Today’s most prolific investors know it, and it’s about time you did, too: real estate portfolio diversification is a tried and true strategy that no entrepreneur should be without. After all, what separates today’s best investors from the rest of the pack, if not for a propensity towards risk aversion? At the very least, it’s those that can mitigate the most risk that stand the best chance of closing on a successful deal.
No investment opportunity is void of risk altogether. It’s a sad truth, but a reality nonetheless: there is an inherent degree of risk in every investment. However, it’s entirely possible to reduce the amount of risk you are exposed to on a daily basis. And those investors that can mitigate risk will find that the odds tilt greatly in their favor. Does that sound like something you would be interested in? Would you like to simultaneously reduce risk and increase your chances of realizing success?
If that sounds like something you could get behind, you are in luck. As it turns out, there is a single, universally accepted strategy to reduce risk: real estate portfolio diversification. Diversifying your holdings within the real estate industry can simultaneously open your career up to a new world of opportunities while protecting you from the cycles the industry has become synonymous with. What’s more, there is one diversification strategy I can’t help but remain encouraged by: real estate investment trusts (REITs).

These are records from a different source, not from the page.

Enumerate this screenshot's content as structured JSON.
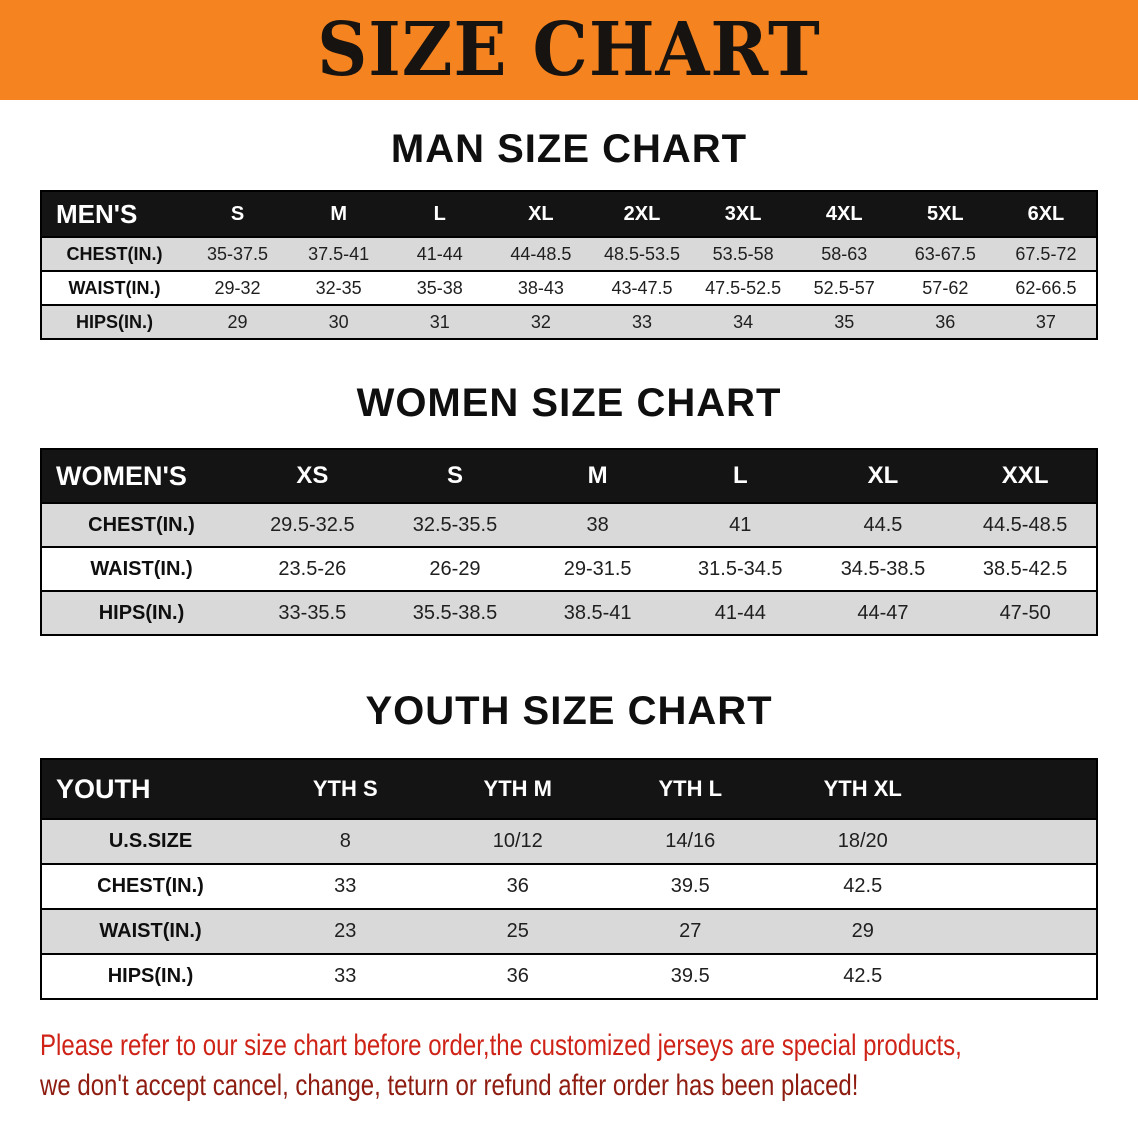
{
  "banner": {
    "title": "SIZE CHART"
  },
  "sections": [
    {
      "id": "men",
      "heading": "MAN SIZE CHART",
      "table": {
        "corner_label": "MEN'S",
        "columns": [
          "S",
          "M",
          "L",
          "XL",
          "2XL",
          "3XL",
          "4XL",
          "5XL",
          "6XL"
        ],
        "rows": [
          {
            "label": "CHEST(IN.)",
            "values": [
              "35-37.5",
              "37.5-41",
              "41-44",
              "44-48.5",
              "48.5-53.5",
              "53.5-58",
              "58-63",
              "63-67.5",
              "67.5-72"
            ]
          },
          {
            "label": "WAIST(IN.)",
            "values": [
              "29-32",
              "32-35",
              "35-38",
              "38-43",
              "43-47.5",
              "47.5-52.5",
              "52.5-57",
              "57-62",
              "62-66.5"
            ]
          },
          {
            "label": "HIPS(IN.)",
            "values": [
              "29",
              "30",
              "31",
              "32",
              "33",
              "34",
              "35",
              "36",
              "37"
            ]
          }
        ]
      }
    },
    {
      "id": "women",
      "heading": "WOMEN SIZE CHART",
      "table": {
        "corner_label": "WOMEN'S",
        "columns": [
          "XS",
          "S",
          "M",
          "L",
          "XL",
          "XXL"
        ],
        "rows": [
          {
            "label": "CHEST(IN.)",
            "values": [
              "29.5-32.5",
              "32.5-35.5",
              "38",
              "41",
              "44.5",
              "44.5-48.5"
            ]
          },
          {
            "label": "WAIST(IN.)",
            "values": [
              "23.5-26",
              "26-29",
              "29-31.5",
              "31.5-34.5",
              "34.5-38.5",
              "38.5-42.5"
            ]
          },
          {
            "label": "HIPS(IN.)",
            "values": [
              "33-35.5",
              "35.5-38.5",
              "38.5-41",
              "41-44",
              "44-47",
              "47-50"
            ]
          }
        ]
      }
    },
    {
      "id": "youth",
      "heading": "YOUTH SIZE CHART",
      "table": {
        "corner_label": "YOUTH",
        "columns": [
          "YTH S",
          "YTH M",
          "YTH L",
          "YTH XL"
        ],
        "rows": [
          {
            "label": "U.S.SIZE",
            "values": [
              "8",
              "10/12",
              "14/16",
              "18/20"
            ]
          },
          {
            "label": "CHEST(IN.)",
            "values": [
              "33",
              "36",
              "39.5",
              "42.5"
            ]
          },
          {
            "label": "WAIST(IN.)",
            "values": [
              "23",
              "25",
              "27",
              "29"
            ]
          },
          {
            "label": "HIPS(IN.)",
            "values": [
              "33",
              "36",
              "39.5",
              "42.5"
            ]
          }
        ]
      }
    }
  ],
  "footer": {
    "line1": "Please refer to our size chart before order,the customized jerseys are special products,",
    "line2": "we don't accept cancel, change, teturn or refund after order has been placed!"
  },
  "colors": {
    "banner_orange": "#f5831f",
    "table_header_black": "#141414",
    "stripe_gray": "#d9d9d9",
    "footer_red": "#cf2318",
    "footer_dark_red": "#8e1c10"
  }
}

REAL ESTATE PORTFOLIO DIVERSIFICATION AT ITS FINEST
There is little doubt about it; the real estate industry is firing on all cylinders. Demand is strong, equity has returned in droves, and home values are stronger than we have seen in years. As a result, investors have found themselves the beneficiaries of a lucrative housing cycle; one that saw flipping take centerstage as one of the decade’s most popular exit strategies, but I digress.